2. Os subprincípios constitutivos da proporcionalidade
	2.1. Princípio da conformidade ou adequação dos meios
	Por este elemento impõe-se que a medida a ser tomada para a consecução dos fins a que se pretende deva ser apropriada, adequada, em última análise, para a realização do interesse público. Esta exigência pressupõe a investigação e a prova de que o ato do poder público para atingir os fins que justificaramsua adoção. Trata-se de controlar a adequação da relação entre a medida e o fim. Este controle vem sendo muito debatido pela doutrina e pela jurisprudência relativamente ao poder discricionário da administração pública. Torna-se ainda mais complexo quando se trata de ato legislativo, uma vez que o legislador goza de grande liberdade de conformação.

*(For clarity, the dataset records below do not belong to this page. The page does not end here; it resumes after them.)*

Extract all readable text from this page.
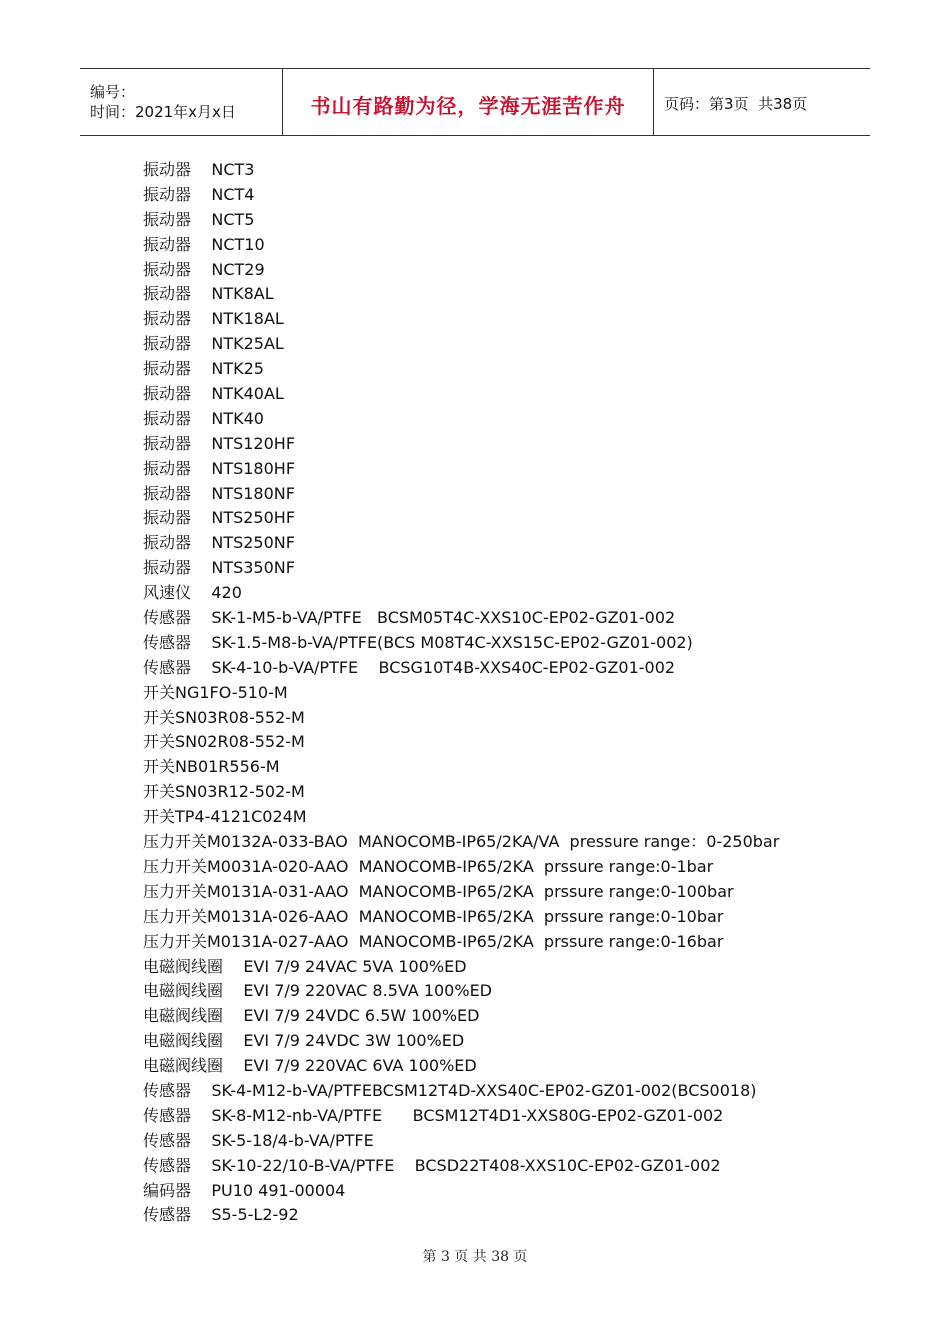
编号：
时间：2021年x月x日	书山有路勤为径，学海无涯苦作舟	页码：第3页  共38页
振动器    NCT3
振动器    NCT4
振动器    NCT5
振动器    NCT10
振动器    NCT29
振动器    NTK8AL
振动器    NTK18AL
振动器    NTK25AL
振动器    NTK25
振动器    NTK40AL
振动器    NTK40
振动器    NTS120HF
振动器    NTS180HF
振动器    NTS180NF
振动器    NTS250HF
振动器    NTS250NF
振动器    NTS350NF
风速仪    420
传感器    SK-1-M5-b-VA/PTFE   BCSM05T4C-XXS10C-EP02-GZ01-002
传感器    SK-1.5-M8-b-VA/PTFE(BCS M08T4C-XXS15C-EP02-GZ01-002)
传感器    SK-4-10-b-VA/PTFE    BCSG10T4B-XXS40C-EP02-GZ01-002
开关NG1FO-510-M
开关SN03R08-552-M
开关SN02R08-552-M
开关NB01R556-M
开关SN03R12-502-M
开关TP4-4121C024M
压力开关M0132A-033-BAO  MANOCOMB-IP65/2KA/VA  pressure range：0-250bar
压力开关M0031A-020-AAO  MANOCOMB-IP65/2KA  prssure range:0-1bar
压力开关M0131A-031-AAO  MANOCOMB-IP65/2KA  prssure range:0-100bar
压力开关M0131A-026-AAO  MANOCOMB-IP65/2KA  prssure range:0-10bar
压力开关M0131A-027-AAO  MANOCOMB-IP65/2KA  prssure range:0-16bar
电磁阀线圈    EVI 7/9 24VAC 5VA 100%ED
电磁阀线圈    EVI 7/9 220VAC 8.5VA 100%ED
电磁阀线圈    EVI 7/9 24VDC 6.5W 100%ED
电磁阀线圈    EVI 7/9 24VDC 3W 100%ED
电磁阀线圈    EVI 7/9 220VAC 6VA 100%ED
传感器    SK-4-M12-b-VA/PTFEBCSM12T4D-XXS40C-EP02-GZ01-002(BCS0018)
传感器    SK-8-M12-nb-VA/PTFE      BCSM12T4D1-XXS80G-EP02-GZ01-002
传感器    SK-5-18/4-b-VA/PTFE
传感器    SK-10-22/10-B-VA/PTFE    BCSD22T408-XXS10C-EP02-GZ01-002
编码器    PU10 491-00004
传感器    S5-5-L2-92
第 3 页 共 38 页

	2.2. Princípio da necessidade
	Diz respeito ao direito que o cidadão tem à menor desvantagem possível. Isto requer sempre a prova de que, para a obtenção de determinados fins, era impossível adotar um meio menos oneroso para o cidadão. A doutrina acrescenta quatro elementos para facilitar a aplicação prática do princípio: a exigibilidade material, que impõe a menor limitação dos direitos fundamentais; a exigibilidade espacial, que diz respeito à limitação do âmbito da intervenção; a exigibilidade temporal, que pressupõe um rigorosa delimitação do tempo da medida coativa do poder público, e, por fim, a exigibilidade pessoal, que impõe a limitação da medida às pessoas cujos interesses devem ser sacrificados. O princípio da necessidade implica em aferir se o legislador poderia ter adotado outro meio igualmente eficaz e menos desvantajoso para os cidadãos.

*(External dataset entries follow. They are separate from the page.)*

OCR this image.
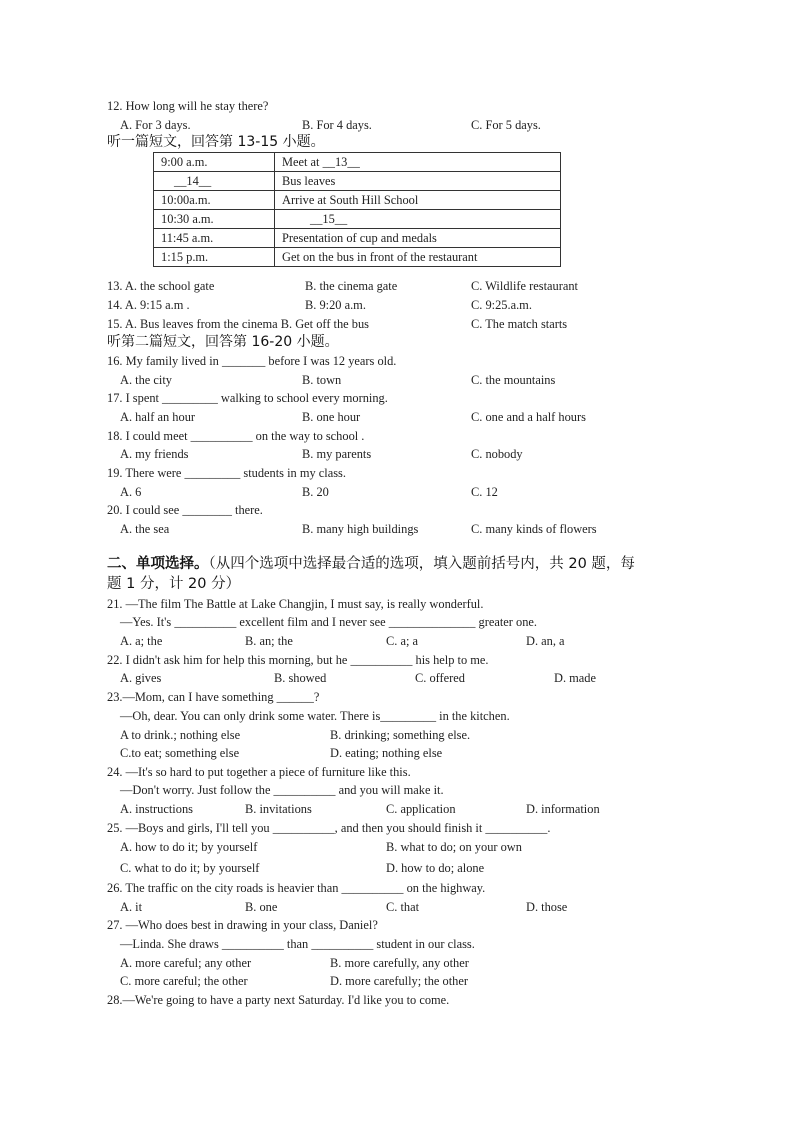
12. How long will he stay there?
A. For 3 days.	B. For 4 days.	C. For 5 days.
听一篇短文，回答第 13-15 小题。
9:00 a.m.	Meet at __13__
__14__	Bus leaves
10:00a.m.	Arrive at South Hill School
10:30 a.m.	__15__
11:45 a.m.	Presentation of cup and medals
1:15 p.m.	Get on the bus in front of the restaurant
13. A. the school gate	B. the cinema gate	C. Wildlife restaurant
14. A. 9:15 a.m .	B. 9:20 a.m.	C. 9:25.a.m.
15. A. Bus leaves from the cinema B. Get off the bus	C. The match starts
听第二篇短文，回答第 16-20 小题。
16. My family lived in _______ before I was 12 years old.
A. the city	B. town	C. the mountains
17. I spent _________ walking to school every morning.
A. half an hour	B. one hour	C. one and a half hours
18. I could meet __________ on the way to school .
A. my friends	B. my parents	C. nobody
19. There were _________ students in my class.
A. 6	B. 20	C. 12
20. I could see ________ there.
A. the sea	B. many high buildings	C. many kinds of flowers
二、单项选择。（从四个选项中选择最合适的选项，填入题前括号内，共 20 题，每
题 1 分，计 20 分）
21. —The film The Battle at Lake Changjin, I must say, is really wonderful.
—Yes. It's __________ excellent film and I never see ______________ greater one.
A. a; the	B. an; the	C. a; a	D. an, a
22. I didn't ask him for help this morning, but he __________ his help to me.
A. gives	B. showed	C. offered	D. made
23.—Mom, can I have something ______?
—Oh, dear. You can only drink some water. There is_________ in the kitchen.
A to drink.; nothing else	B. drinking; something else.
C.to eat; something else	D. eating; nothing else
24. —It's so hard to put together a piece of furniture like this.
—Don't worry. Just follow the __________ and you will make it.
A. instructions	B. invitations	C. application	D. information
25. —Boys and girls, I'll tell you __________, and then you should finish it __________.
A. how to do it; by yourself	B. what to do; on your own
C. what to do it; by yourself	D. how to do; alone
26. The traffic on the city roads is heavier than __________ on the highway.
A. it	B. one	C. that	D. those
27. —Who does best in drawing in your class, Daniel?
—Linda. She draws __________ than __________ student in our class.
A. more careful; any other	B. more carefully, any other
C. more careful; the other	D. more carefully; the other
28.—We're going to have a party next Saturday. I'd like you to come.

	2.3. Proporcionalidade em sentido estrito
	Após examinar a adequação e a necessidade da medida adotada pelo poder público para alcançar determinado fim, impõe-se examinar se o resultado obtido é proporcional à desvantagem imposta, ou seja, deve-se pesar as desvantagens dos meios em relação às vantagens do fim. O sacrifício, em razão da interferência estatal na esfera dos direitos, deve ser compensado pelos benefícios alcançados por meio da medida.
3. Natureza Jurídica
	Trata-se de um princípio não escrito que visa proteger as liberdades públicas, garantindo a inviolabilidade dos direitos fundamentais, por meio do controle de constitucionalidade dos atos estatais. Para esta doutrina trata-se de um dogma do Estado de Direito, cuja observância independe de estar ou não explicitado na Carta do país que o adota.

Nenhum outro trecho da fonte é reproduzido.